Auch Kritik von Familienminister Stamp Kinderschutzbund kritisiert Urteil im Missbrauchsfall Lügde

Detmold · Das Landgericht Detmold hat im Missbrauchsfall Lügde einen Mann zu einer zweijährigen Haftstrafe auf Bewährung verurteilt. Das Urteil sorgt für Kritik.

 Der 49-Jährige soll von 2010 bis 2011 an mindestens vier Webcam-Übertragungen beim Missbrauch von Kindern auf dem Campingplatz bei Lügde teilgenommen haben.

Der 49-Jährige soll von 2010 bis 2011 an mindestens vier Webcam-Übertragungen beim Missbrauch von Kindern auf dem Campingplatz bei Lügde teilgenommen haben.

Foto: dpa/Bernd Thissen

Der Deutsche Kinderschutzbund kritisiert das erste Urteil im Missbrauchsfall Lügde. Das Landgericht Detmold hatte am Mittwoch einen Mann aus Niedersachsen zu einer zweijährigen Haftstrafe auf Bewährung verurteilt. Die Landesgeschäftsführerin des Kinderschutzbundes wollte die Entscheidung des Gerichts zwar nicht juristisch bewerten, äußerte aber Zweifel an der Richtigkeit. Es stelle „sich die Frage, wie das Urteil auf andere Täterinnen und Täter wirkt, die kinderpornografisches Material besitzen oder zu sexueller Gewalt anstiften. Ich bin nicht sicher, ob dieses Signal wirklich abschreckend genug ist“, sagte Krista Körbes.
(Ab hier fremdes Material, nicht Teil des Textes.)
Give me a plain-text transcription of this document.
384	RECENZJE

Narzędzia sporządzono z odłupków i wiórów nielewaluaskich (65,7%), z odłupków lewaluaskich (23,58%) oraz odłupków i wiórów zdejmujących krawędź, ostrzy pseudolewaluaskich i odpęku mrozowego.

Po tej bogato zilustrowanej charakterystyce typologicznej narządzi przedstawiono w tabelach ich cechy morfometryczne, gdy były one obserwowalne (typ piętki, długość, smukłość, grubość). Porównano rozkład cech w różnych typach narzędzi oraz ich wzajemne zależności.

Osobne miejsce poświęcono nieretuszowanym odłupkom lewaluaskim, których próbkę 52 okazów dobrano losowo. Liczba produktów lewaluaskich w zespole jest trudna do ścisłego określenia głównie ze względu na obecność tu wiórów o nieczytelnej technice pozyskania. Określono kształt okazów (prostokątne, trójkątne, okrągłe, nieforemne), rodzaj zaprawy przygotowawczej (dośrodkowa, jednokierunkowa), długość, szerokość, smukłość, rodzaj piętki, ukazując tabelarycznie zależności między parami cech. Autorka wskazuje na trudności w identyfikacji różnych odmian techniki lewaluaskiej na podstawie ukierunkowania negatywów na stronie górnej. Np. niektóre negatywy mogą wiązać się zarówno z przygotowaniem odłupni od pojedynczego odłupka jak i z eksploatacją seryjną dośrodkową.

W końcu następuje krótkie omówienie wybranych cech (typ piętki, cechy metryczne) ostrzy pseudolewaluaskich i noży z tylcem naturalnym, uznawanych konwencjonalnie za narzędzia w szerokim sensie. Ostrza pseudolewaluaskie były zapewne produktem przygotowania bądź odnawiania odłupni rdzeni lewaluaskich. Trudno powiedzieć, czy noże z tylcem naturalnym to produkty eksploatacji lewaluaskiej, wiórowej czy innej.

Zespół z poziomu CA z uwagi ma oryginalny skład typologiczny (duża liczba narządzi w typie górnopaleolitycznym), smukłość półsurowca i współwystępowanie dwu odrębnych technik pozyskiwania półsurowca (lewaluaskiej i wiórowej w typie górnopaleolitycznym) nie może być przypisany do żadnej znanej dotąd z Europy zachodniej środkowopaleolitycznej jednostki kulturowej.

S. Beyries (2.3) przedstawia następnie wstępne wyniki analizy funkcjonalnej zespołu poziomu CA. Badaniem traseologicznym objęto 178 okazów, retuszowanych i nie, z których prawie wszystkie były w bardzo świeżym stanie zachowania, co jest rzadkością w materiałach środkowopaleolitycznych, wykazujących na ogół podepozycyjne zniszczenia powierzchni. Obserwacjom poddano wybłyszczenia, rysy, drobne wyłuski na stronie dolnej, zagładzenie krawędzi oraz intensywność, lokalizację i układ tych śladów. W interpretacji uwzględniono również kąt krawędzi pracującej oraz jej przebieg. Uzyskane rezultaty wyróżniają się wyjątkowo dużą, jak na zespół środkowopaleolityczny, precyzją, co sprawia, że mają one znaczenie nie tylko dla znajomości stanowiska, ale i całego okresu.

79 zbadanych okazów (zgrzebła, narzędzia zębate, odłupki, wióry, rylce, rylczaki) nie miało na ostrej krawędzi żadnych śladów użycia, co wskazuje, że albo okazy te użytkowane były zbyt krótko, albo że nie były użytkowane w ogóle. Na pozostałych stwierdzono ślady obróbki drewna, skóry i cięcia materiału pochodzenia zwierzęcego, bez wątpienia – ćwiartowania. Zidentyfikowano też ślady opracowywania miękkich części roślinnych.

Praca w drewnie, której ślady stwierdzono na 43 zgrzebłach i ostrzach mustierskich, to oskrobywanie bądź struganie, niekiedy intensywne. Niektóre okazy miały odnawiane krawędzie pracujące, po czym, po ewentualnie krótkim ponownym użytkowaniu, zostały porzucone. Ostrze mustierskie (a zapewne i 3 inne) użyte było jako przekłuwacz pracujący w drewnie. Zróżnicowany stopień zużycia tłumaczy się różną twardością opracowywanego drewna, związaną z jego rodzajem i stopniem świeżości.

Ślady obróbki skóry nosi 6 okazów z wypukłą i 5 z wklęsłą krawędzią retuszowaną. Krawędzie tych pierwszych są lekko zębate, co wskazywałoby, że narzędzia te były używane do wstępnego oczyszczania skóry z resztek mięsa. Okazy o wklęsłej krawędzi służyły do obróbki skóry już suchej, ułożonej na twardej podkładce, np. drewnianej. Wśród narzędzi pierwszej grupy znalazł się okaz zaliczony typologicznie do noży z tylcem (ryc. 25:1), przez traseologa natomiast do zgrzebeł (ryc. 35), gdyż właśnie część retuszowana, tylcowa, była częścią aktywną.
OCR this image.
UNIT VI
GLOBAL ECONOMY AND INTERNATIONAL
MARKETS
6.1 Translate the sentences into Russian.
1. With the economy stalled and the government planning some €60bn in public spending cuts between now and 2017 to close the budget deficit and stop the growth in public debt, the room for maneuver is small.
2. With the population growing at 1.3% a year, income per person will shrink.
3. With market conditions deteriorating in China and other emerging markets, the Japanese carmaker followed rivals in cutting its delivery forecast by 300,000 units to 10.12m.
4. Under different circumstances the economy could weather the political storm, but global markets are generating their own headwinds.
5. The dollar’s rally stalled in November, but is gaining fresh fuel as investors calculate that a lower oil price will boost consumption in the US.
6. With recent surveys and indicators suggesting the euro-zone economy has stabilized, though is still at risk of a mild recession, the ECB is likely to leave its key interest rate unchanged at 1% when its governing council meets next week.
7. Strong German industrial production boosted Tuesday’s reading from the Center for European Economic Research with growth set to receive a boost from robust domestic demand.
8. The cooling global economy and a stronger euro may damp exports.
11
Der 49-Jährige aus Stade hatte vor über acht Jahren per Webcam in vier Fällen den sexuellen Missbrauch eines Kindes beobachtet und einen Mitangeklagten auch angestiftet. Nach einer mehrmonatigen Untersuchungshaft verließ der Verurteilte am Mittwochabend das Gericht als freier Mann.

Familienminister gegen Bewährungsstrafe für Missbrauch in Lügde

Das erste Urteil mit Bewährungsstrafe im Missbrauchsfall Lügde zeigt aus Sicht des nordrhein-westfälischen Familienministers Joachim Stamp (FDP) Rechtslücken. „Das Strafrecht reicht hier nicht aus“, kritisierte Stamp am Donnerstag in Düsseldorf. „Es kann nicht sein, dass es bei einem solchen Vergehen, was Leben zerstört, eine Bewährungsstrafe geben kann.“ Der FDP-Politiker wollte das jedoch nicht als Gerichtsschelte verstanden wissen.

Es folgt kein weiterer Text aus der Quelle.